Adilson Roberto Gonçalves
| Tempo de leitura: 1 min

As nuvens políticas se mexeram muito naquelas 24 horas do último dia de março e caminhariam para tempestades ainda mais fortes, pelo jeito. Se João Doria realmente tivesse permanecido no governo paulista não seria somente a inutilização de sua carta de despedida publicada na Folha de S. Paulo naquele dia, mas também uma reviravolta no quadro político que teria outras 24 horas para se definir com novas (re)filiações, impeachments e renúncias.

Ter pretensão não significa ter condição de ser presidente e o agora ex-governador talvez nem conseguiria passar pelo crivo de seus eleitores do estado em uma reeleição.
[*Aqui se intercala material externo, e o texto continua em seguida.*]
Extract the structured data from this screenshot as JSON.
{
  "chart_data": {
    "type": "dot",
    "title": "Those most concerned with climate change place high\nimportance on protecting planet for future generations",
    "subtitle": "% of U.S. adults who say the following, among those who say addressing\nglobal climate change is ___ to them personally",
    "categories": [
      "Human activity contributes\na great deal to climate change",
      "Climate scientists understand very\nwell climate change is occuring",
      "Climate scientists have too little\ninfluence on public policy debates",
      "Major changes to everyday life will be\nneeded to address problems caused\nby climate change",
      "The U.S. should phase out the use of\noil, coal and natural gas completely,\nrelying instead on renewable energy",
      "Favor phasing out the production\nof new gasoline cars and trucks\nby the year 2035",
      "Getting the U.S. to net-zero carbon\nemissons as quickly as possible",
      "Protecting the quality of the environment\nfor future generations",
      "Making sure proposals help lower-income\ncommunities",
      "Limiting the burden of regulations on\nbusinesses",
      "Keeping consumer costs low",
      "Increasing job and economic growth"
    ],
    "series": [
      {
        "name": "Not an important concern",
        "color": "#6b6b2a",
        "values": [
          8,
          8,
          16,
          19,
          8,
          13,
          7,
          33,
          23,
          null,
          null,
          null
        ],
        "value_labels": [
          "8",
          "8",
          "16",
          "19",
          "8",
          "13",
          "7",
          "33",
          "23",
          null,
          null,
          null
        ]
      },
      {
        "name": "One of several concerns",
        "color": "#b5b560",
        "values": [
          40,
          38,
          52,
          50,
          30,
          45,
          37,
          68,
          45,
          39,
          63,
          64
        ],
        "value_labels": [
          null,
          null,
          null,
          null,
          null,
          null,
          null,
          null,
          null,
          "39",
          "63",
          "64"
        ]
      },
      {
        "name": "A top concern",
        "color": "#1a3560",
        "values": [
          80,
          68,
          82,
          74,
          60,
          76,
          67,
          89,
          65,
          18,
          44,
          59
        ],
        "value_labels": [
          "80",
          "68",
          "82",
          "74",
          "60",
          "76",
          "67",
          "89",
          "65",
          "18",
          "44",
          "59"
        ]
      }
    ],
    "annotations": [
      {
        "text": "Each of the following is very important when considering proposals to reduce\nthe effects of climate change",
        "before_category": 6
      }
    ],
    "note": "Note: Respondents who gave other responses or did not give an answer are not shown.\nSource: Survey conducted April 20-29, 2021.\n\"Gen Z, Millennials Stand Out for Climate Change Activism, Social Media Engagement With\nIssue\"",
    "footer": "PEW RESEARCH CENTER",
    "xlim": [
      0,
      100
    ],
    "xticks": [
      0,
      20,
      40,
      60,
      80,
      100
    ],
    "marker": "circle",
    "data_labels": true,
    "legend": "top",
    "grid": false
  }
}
Dirão ainda que mesmo perdendo em São Paulo resta o Brasil para amealhar votos. Mas, tal como as nuvens, o quadro político muda a todo instante.

Os institutos de pesquisa de intenção de voto têm mostrado de forma constante e consistente que a chamada terceira via nada mais é que o acostamento à direita, sem andar e usado para emergências. A apreensão dos grupos que sonham com tal alternativa não é com a aparente estabilização da aprovação do governo federal, mas, sim com a hipótese ainda não descartada de Lula vencer no primeiro turno nas eleições de outubro.

Assim, a dúvida ainda é se Ciro Gomes, o terceiro colocado agora, continuará se postando como alternativa da esquerda, uma vez que também está no mesmo imbróglio dos demais pré-candidatos sub-dois dígitos e com forte pretensão de fincar o pé direito na União Brasil de ACM Neto.

Conclusão das pré-tempestades de mudança de estação: Ciro sem brilho, Moro sem palavra, Doria com palavras em excesso e despresidente com falsas palavras sobre o verdadeiro Dia da Mentira. Verbos e verbas à parte, a via de número 3 é tão falsa quanto a nota correspondente.

O autor é pesquisador na Unesp de Rio Claro.